We all love a bargain; the January sales, those ‘two for one’ supermarket deals and the crowded cut-price fashion outlets bear testimony to this fact. Let’s face it, they would not be popular staples of our consumer experience if we did not. However, the saying ‘Buy Cheap, Buy Twice’ couldn’t ring more true in the world of aesthetics and here’s why.
The delight of snapping up last season’s designer heels at a fraction of their original price can immediately light up a face – but what if we’re considering aesthetic treatments to achieve a similar glow?
When it comes to seeking a practitioner to ignite our looks, the price tag should never be a major factor. Here’s why… Rogue cosmetic practitioners who offer cheap procedures often compromise on equipment, on the products they us, their premises or even on their on-going training. Cut price can mean cutting corners, so be wary of the quality of the treatment they provide.
Quality care is paramount to ensuring safe and predictable outcomes and those cosmetic results you desire and, whilst cost is a consideration, it should never be a deal breaker when hunting for treatments and the practitioner to administer them.
Latterly, there has been much publicity about cases of botched Botox and failed filler procedures – with shocking images of the results, often thanks to poor practice. Additionally, whilst these aesthetic treatments are non-surgical, they are never without risk and opting for cheap procedures at the hands of someone not medically trained is never a wise move.
Side effects can include allergic reactions, such as itching, a rash, shortness of breath, sickness and difficulty swallowing. Reactions can involve profuse bleeding, pain, muscle weakness, redness, swelling and bruising and, although it is very rare, there have also been reports of anaphylactic shock due to a severe allergic reaction.
Any good medical practitioner will explain the risks and be trained (and the equipment) to respond efficiently in any medical emergency.
If your chosen practitioner is not offering treatment in a clinical setting, then think again.
Any good medical practitioner will always offer a consultation before committing to the treatment and should also have experience in administering the treatment and be able to demonstrate excellent results.

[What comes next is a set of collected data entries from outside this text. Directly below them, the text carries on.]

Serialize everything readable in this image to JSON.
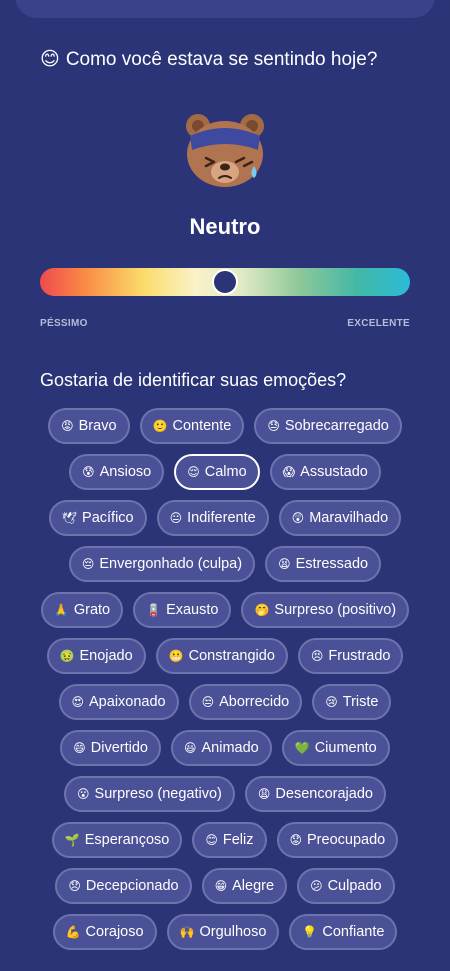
{
  "question": {
    "emoji": "😊",
    "text": "Como você estava se sentindo hoje?"
  },
  "mood": {
    "label": "Neutro",
    "value_fraction": 0.5
  },
  "scale": {
    "min_label": "PÉSSIMO",
    "max_label": "EXCELENTE"
  },
  "identify": {
    "text": "Gostaria de identificar suas emoções?"
  },
  "emotions": [
    [
      {
        "emoji": "😡",
        "label": "Bravo"
      },
      {
        "emoji": "🙂",
        "label": "Contente"
      },
      {
        "emoji": "😓",
        "label": "Sobrecarregado"
      }
    ],
    [
      {
        "emoji": "😰",
        "label": "Ansioso"
      },
      {
        "emoji": "😌",
        "label": "Calmo",
        "selected": true
      },
      {
        "emoji": "😱",
        "label": "Assustado"
      }
    ],
    [
      {
        "emoji": "🕊",
        "label": "Pacífico"
      },
      {
        "emoji": "😐",
        "label": "Indiferente"
      },
      {
        "emoji": "😲",
        "label": "Maravilhado"
      }
    ],
    [
      {
        "emoji": "😔",
        "label": "Envergonhado (culpa)"
      },
      {
        "emoji": "😫",
        "label": "Estressado"
      }
    ],
    [
      {
        "emoji": "🙏",
        "label": "Grato"
      },
      {
        "emoji": "🪫",
        "label": "Exausto"
      },
      {
        "emoji": "🤭",
        "label": "Surpreso (positivo)"
      }
    ],
    [
      {
        "emoji": "🤢",
        "label": "Enojado"
      },
      {
        "emoji": "😬",
        "label": "Constrangido"
      },
      {
        "emoji": "😣",
        "label": "Frustrado"
      }
    ],
    [
      {
        "emoji": "😍",
        "label": "Apaixonado"
      },
      {
        "emoji": "😒",
        "label": "Aborrecido"
      },
      {
        "emoji": "😢",
        "label": "Triste"
      }
    ],
    [
      {
        "emoji": "😄",
        "label": "Divertido"
      },
      {
        "emoji": "😃",
        "label": "Animado"
      },
      {
        "emoji": "💚",
        "label": "Ciumento"
      }
    ],
    [
      {
        "emoji": "😮",
        "label": "Surpreso (negativo)"
      },
      {
        "emoji": "😩",
        "label": "Desencorajado"
      }
    ],
    [
      {
        "emoji": "🌱",
        "label": "Esperançoso"
      },
      {
        "emoji": "😊",
        "label": "Feliz"
      },
      {
        "emoji": "😟",
        "label": "Preocupado"
      }
    ],
    [
      {
        "emoji": "😞",
        "label": "Decepcionado"
      },
      {
        "emoji": "😁",
        "label": "Alegre"
      },
      {
        "emoji": "😕",
        "label": "Culpado"
      }
    ],
    [
      {
        "emoji": "💪",
        "label": "Corajoso"
      },
      {
        "emoji": "🙌",
        "label": "Orgulhoso"
      },
      {
        "emoji": "💡",
        "label": "Confiante"
      }
    ]
  ],
  "colors": {
    "background": "#2b3477",
    "chip_bg": "#4a5197",
    "chip_border": "#6d74ad",
    "selected_border": "#ffffff"
  }
}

Rather alarmingly, non-surgical treatments, such as Botox and dermal fillers, can be administered by anyone – regardless of their training or experience.
And, whilst Botox is a prescription-only medicine, which means it can only be prescribed by a doctor, dentist, prescribing pharmacist or nurse and in a specific patients name, dermal fillers currently require no prescription.
In effect, this means they can legally be dispensed and carried out by anyone without any need for qualifications or professional registration.
Therefore, do choose someone who is trusted and who you feel best understands your needs as well as uses recognised and evidence-based products.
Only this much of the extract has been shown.